Final
- Champion: Serena Williams
- Runner-up: Lindsay Davenport
- Score: walkover

Details
- Draw: 16
- Seeds: 8

Events
| Singles | Doubles |
| WTA Tour Championships |

= 2001 WTA Tour Championships – Singles =

Serena Williams won the singles tennis title at the 2001 WTA Tour Championships by default, after Lindsay Davenport withdrew from the final. It was her first Tour Finals title.

Martina Hingis was the defending champion, but withdrew due to ankle surgery.
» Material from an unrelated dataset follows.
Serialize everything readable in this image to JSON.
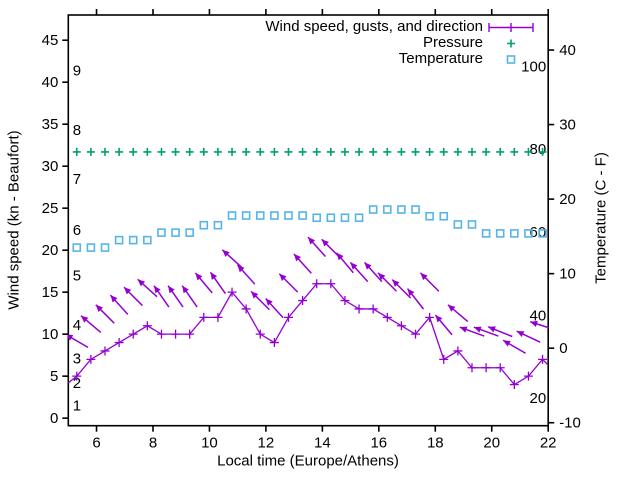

This was the last professional tournament for former world No. 4 Anke Huber.

==Seeds==

1. USA Jennifer Capriati (quarterfinals)
2. USA Lindsay Davenport (final, withdrew)
3. BEL Kim Clijsters (semifinals)
4. BEL Justine Henin (quarterfinals)
5. FRA Amélie Mauresmo (first round)
6. SCG Jelena Dokić (quarterfinals)
7. USA Serena Williams (champion)
8. FRA Nathalie Tauziat (first round)

Notes
- USA Venus Williams ranked 3 had qualified but pulled out due to left wrist injury.
- SUI Martina Hingis ranked 4 had qualified but pulled out due to ankle surgery.
- USA Monica Seles ranked 9 had qualified but chose not to play, given the fact that the tournament took place in Germany, the same country as her stabbing.